KC-46A Block 1 upgrade adds advanced communications capabilities to further enhance the aircraft’s data connectivity and situational awareness
Boeing will enhance the KC-46A advanced communications capabilities through a Block 1 upgrade under a contract awarded by the U.S. Air Force.
Upgrades include line-of-sight and beyond-line-of-sight communications technologies with antijamming and encryption features. These capabilities will further enhance the data and communications connectivity the KC-46A provides to joint and allied forces for battlespace situational awareness.
“The KC-46A Pegasus is transforming the role of the tanker for the 21st century” said Lynn Fox, Boeing vice president and program manager, KC-46 Program. “Building on its unmatched secure communications and data integration capabilities, the KC-46 continues to evolve with the needs of the mission to provide decision superiority in the battlespace.”
The KC-46A already offers more secure communications and more data integration than any tanker, giving the crew and fleet situational awareness for real-time decision making. Boeing continues to partner with the Air Force to expand the KC-46’s ability to deliver data as well as fuel to the Joint Force. These capabilities add to the KC-46’s multirole versatility for aerial refueling and transportation, all protected by its combat-ready defensive countermeasures.
The KC-46A will continue to expand its battlespace network capabilities with Advanced Battle Management System integration.
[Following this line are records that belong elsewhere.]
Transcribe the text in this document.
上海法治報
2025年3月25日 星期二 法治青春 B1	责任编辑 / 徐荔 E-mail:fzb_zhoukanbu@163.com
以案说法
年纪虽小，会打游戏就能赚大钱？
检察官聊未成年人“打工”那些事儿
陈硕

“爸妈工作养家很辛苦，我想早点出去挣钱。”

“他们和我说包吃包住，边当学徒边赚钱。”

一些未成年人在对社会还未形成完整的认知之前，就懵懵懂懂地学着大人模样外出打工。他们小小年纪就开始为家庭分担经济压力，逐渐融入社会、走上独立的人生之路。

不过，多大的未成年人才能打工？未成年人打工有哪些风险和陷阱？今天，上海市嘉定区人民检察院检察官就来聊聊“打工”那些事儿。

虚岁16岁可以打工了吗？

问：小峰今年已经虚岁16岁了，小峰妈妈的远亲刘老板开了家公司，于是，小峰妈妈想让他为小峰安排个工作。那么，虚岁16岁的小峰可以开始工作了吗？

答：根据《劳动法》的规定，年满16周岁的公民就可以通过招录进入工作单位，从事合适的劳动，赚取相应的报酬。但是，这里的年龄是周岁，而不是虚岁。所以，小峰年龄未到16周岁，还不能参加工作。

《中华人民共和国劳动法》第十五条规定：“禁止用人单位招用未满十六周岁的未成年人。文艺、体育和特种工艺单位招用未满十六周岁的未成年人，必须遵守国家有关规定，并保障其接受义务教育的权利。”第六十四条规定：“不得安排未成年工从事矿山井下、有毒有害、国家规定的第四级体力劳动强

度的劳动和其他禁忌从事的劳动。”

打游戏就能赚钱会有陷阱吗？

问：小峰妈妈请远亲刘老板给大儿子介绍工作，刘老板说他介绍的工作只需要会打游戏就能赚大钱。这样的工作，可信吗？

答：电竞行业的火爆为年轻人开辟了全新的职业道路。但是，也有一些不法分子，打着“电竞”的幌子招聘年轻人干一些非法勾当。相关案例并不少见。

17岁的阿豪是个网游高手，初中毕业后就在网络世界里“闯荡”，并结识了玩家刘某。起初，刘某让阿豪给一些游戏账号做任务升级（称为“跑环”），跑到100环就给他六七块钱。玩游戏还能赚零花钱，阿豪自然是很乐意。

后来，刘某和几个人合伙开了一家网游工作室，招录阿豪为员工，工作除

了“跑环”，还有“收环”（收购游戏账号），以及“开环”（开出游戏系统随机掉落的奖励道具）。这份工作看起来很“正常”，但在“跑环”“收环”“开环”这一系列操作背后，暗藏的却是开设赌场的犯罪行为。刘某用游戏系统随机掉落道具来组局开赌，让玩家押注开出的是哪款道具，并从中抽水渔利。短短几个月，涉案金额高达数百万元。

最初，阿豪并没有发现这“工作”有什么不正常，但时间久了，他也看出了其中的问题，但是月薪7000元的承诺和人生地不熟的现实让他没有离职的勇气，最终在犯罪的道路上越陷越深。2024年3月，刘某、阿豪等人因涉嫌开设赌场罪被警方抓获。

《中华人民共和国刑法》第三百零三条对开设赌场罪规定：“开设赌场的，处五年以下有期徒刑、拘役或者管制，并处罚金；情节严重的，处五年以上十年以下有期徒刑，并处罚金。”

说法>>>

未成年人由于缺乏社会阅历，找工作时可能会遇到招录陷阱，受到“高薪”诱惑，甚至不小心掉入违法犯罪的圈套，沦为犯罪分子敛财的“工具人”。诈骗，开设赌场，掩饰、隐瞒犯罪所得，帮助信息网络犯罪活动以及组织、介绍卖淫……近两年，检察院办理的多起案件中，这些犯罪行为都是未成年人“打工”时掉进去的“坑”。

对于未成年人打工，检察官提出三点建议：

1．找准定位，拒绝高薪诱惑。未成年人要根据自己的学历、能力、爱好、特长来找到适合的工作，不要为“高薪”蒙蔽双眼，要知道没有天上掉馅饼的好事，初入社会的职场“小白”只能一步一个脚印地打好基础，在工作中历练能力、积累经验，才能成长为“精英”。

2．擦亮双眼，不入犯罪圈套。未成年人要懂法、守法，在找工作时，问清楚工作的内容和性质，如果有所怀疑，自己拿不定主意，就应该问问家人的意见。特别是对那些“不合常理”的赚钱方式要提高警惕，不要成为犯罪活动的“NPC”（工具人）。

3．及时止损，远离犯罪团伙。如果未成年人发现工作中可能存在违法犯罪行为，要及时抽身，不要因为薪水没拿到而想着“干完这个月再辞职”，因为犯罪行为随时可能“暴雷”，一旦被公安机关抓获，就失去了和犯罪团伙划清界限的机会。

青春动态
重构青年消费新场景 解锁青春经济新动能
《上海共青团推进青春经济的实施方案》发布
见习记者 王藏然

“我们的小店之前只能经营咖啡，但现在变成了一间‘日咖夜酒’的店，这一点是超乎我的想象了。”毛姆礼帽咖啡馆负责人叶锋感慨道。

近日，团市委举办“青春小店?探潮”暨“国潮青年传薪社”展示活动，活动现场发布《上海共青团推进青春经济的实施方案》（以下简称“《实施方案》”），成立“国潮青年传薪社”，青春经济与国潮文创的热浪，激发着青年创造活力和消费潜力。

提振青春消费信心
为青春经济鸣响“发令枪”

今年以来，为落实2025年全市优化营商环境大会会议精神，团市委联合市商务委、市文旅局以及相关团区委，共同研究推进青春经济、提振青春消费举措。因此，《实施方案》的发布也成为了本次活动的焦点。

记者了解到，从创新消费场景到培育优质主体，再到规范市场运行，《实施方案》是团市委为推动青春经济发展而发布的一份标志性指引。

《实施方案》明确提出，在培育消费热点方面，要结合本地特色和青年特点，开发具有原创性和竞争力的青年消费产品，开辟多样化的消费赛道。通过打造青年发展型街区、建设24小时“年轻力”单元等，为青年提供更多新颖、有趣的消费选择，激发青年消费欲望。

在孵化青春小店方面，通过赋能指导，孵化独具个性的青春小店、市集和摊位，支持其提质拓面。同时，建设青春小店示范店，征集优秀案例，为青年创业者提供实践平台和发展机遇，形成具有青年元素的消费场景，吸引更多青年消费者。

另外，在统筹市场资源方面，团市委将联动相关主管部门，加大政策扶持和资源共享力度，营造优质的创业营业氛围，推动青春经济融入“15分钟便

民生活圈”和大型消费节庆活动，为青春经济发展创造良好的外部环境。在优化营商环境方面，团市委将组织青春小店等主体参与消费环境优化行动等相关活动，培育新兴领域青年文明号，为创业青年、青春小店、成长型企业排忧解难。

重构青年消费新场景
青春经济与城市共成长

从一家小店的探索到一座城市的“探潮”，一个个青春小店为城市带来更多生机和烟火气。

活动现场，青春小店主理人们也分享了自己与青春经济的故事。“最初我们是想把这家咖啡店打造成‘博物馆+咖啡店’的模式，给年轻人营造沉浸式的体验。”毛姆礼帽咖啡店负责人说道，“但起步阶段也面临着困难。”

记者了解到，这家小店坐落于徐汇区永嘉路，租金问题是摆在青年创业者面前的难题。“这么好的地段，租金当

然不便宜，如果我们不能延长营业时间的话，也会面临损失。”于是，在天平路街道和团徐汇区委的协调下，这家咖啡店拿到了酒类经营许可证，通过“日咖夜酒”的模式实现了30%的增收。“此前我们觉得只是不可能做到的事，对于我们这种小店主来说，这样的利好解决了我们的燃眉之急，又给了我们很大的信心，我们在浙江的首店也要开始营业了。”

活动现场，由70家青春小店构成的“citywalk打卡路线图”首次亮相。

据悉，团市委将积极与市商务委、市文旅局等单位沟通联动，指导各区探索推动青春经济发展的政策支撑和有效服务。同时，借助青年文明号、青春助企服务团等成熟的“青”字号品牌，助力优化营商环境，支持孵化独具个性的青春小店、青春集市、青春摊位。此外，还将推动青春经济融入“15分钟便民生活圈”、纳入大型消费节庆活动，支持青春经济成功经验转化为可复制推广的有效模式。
Under an additional contract from the Department of the Air Force’s Command, Control, Communications and Battle Management (C3BM) office, Boeing will conduct a capability study to analyze how to integrate new forward edge processing and command and control capabilities onto the KC-46A Pegasus tanker.
The contract would blueprint how current and future platforms at the battlespace’s edge could share critical data across all assets, warfighters and decision-makers.
“Delivering this critical information at the speed of relevance is key to providing the Joint Force with the ‘decision advantage’ so that warfighters can stay ahead of adversaries,” said Willy Andersen, vice president for Boeing Phantom Works’ Multi-Domain – Special Programs and Capabilities organization.
The contract award leverages Boeing’s multi-domain expertise to integrate the latest Command, Control, Communications and Battle Management (C3BM) capabilities on current and future platforms.
“Boeing has a long history of enabling command and control for the Air Force, and we are excited to continue our partnership to help advance ABMS closer to reality,” said Andersen. “Evolving KC-46A as a critical part of the ABMS network will extend the Air Force’s data fabric to deliver critical information as well as fuel to the fight.”
This contract supports the U.S. Department of Defense’s Joint All-Domain Command and Control (JADC2) vision, and comes after the KC-46A has been cleared for worldwide deployments. This means that the Joint Force’s tactical edge network could in the near future extend as far as the USAF’s latest tankers operate, processing battlespace data and delivering actionable information to decision-makers in near-real time no matter how far away they are.
In 2022, the U.S. Air Force Air Mobility Command (AMC) approved the KC-46A for global combat operations. The KC-46A has demonstrated connectivity and situational awareness in operation that AMC leaders described as “game changing.”
Boeing builds KC-46A aircraft on the 767 production line in Everett, Wash., supported by a supplier network of about 37,000 American workers employed by more than 650 businesses throughout more than 40 U.S. states. Boeing has delivered more than 70 KC-46A tankers to the U.S. Air Force and two to the Japan Air Self-Defense Force, and is on contract to deliver four KC-46A tankers to the Israel Air Force.